Outra razão para o desenvolvimento de uma cranioestenose está
relacionada a alterações nos genes da criança. Fala a favor de um
componente genético o fato de existirem cerca de 8% de formas familiares
de cranioestenoses, com alguns cromossomos específicos relacionados. No
entanto, cabe ressaltar que a grande maioria dos casos de
cranioestenose com acometimento de uma única sutura ocorre de forma
esporádica.
Diagnosticando uma cranioestenose
O diagnóstico de uma cranioestenose, na grande maioria dos casos,
pode ser feito com o exame clínico do bebê, com a simples observação da
morfologia craniofacial. Geralmente, quando uma única sutura se fecha,
ocorre uma diminuição do crescimento na área da sutura acometida, com um
crescimento compensatório nas áreas das outras suturas. Esse
crescimento compensatório das demais suturas produz as formas
características dos crânios que observamos nos pacientes com
cranioestenoses.
A confirmação da suspeita clínica pode ser feita com a solicitação de
radiografias simples do crânio, que vão mostrar a área da sutura
fechada. Outro exame de imagem que pode ser solicitado é a tomografia
computadorizada do crânio. Trata-se do melhor exame para confirmar se
uma sutura está aberta ou fechada. A tomografia permite uma excelente
análise das modificações da base do crânio e das órbitas, principalmente
nos raros casos em que o exame físico apresenta alterações muito sutis
ou ainda quando há suspeita de fechamento de mais de uma sutura.
Existe muita controvérsia em relação às consequências que o
fechamento precoce de uma única sutura craniana pode causar. Alguns
estudos mostram uma taxa mais alta de alterações de desenvolvimento e
comportamento em crianças com cranioestenoses, no entanto os métodos de
avaliação são questionáveis, principalmente pela dificuldade de se
avaliar a inteligência em crianças muito novas.
O que diversos estudos já comprovaram é que ocorre um aumento da
pressão intracraniana em um percentual variável de crianças com
cranioestenoses não operadas. Na medida em que é devida a um conflito de
crescimento entre o encéfalo e o crânio, a hipertensão intracraniana
nas cranioestenoses é crônica e raramente atinge valores muito elevados,
a menos que uma doença intercorrente venha a lhe agravar (traumatismo
craniano, doença infecciosa, etc). Ela quase nunca representa uma ameaça
a vida. Da mesma forma, as suas manifestações clínicas são raramente
completas, frequentemente reduzidas às cefaléias ou ainda completamente
ausentes.
A avaliação da hipertensão intracraniana é geralmente feita através
de medidas indiretas, como o exame de fundo de olho, que pode mostrar
sofrimento do nervo óptico, e as radiografias de crânio, que podem
mostrar impressões digitiformes (impressões das circunvolunções
cerebrais, ou seja, do relevo do cérebro) sobre o crânio. No entanto, a
normalidade do fundo de olho não permite excluir uma hipertensão
intracraniana, que pode ser apenas reconhecida realizando um registro de
pressão com a ajuda de um sensor extradural colocado ao nível da calota
craniana.
A hipertensão intracraniana é mais frequente quando há maior número
de suturas acometidas. Além disso, sua frequência aumenta com a idade:
na maior parte das cranioestenoses, a hipertensão intracraniana é duas
vezes mais frequente após um ano de vida.

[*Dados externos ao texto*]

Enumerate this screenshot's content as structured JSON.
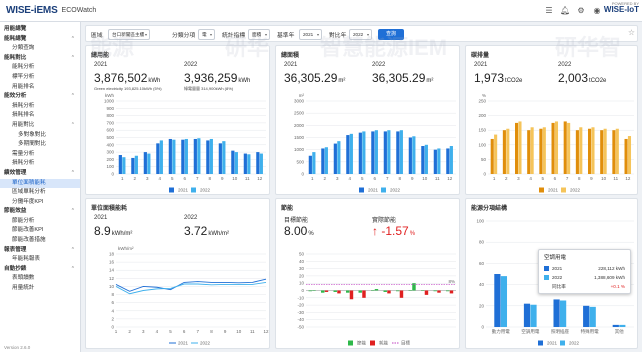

É preciso notar que as correlações entre hipertensão intracraniana
medida por registro, exame de fundo de olho e radiografias do crânio são
muito ruins. Entre as crianças com uma hipertensão intracraniana
comprovada, mais de 2/3 têm um fundo de olho normal e cerca de 1/3 não
apresentam impressões digitiformes.
Acometimento visual
A diminuição da acuidade visual é consequência do sofrimento do nervo
óptico devido à hipertensão intracraniana. A sua frequência real não é
bem conhecida porque a acuidade visual é difícil de ser avaliada em
crianças pequenas. Para compensar, o edema papilar e a atrofia óptica
são pesquisados sistematicamente e sua frequência pode ser determinada.

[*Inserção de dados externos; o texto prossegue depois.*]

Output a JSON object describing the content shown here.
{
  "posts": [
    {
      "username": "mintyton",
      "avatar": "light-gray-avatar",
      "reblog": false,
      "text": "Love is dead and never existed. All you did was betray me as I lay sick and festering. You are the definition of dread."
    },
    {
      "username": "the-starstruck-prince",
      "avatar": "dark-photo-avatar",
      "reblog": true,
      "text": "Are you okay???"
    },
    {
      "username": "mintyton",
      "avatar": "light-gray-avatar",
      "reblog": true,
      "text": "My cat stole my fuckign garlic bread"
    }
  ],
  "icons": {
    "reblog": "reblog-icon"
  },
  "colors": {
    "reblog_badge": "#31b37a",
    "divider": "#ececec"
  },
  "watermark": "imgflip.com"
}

Pode-se observar que a sua frequência é comparável à da hipertensão
intracraniana, sendo mais comum nas cranioestenoses múltiplas. Da mesma
forma, a frequência de acometimento papilar aumenta consideravelmente
após um ano de idade.
Acometimento intelectual
O estudo sistemático das perfomances intelectuais de crianças
acometidas por cranioestenoses mostra que, como para a hipertensão
intracraniana e o acometimento papilar, as formas afetando múltiplas
suturas apresentam um acometimento intelectual maior que as outras.
Assim, as braquicefalias, as formas complexas e as formas sindrômicas
são deste ponto de vista particularmente graves.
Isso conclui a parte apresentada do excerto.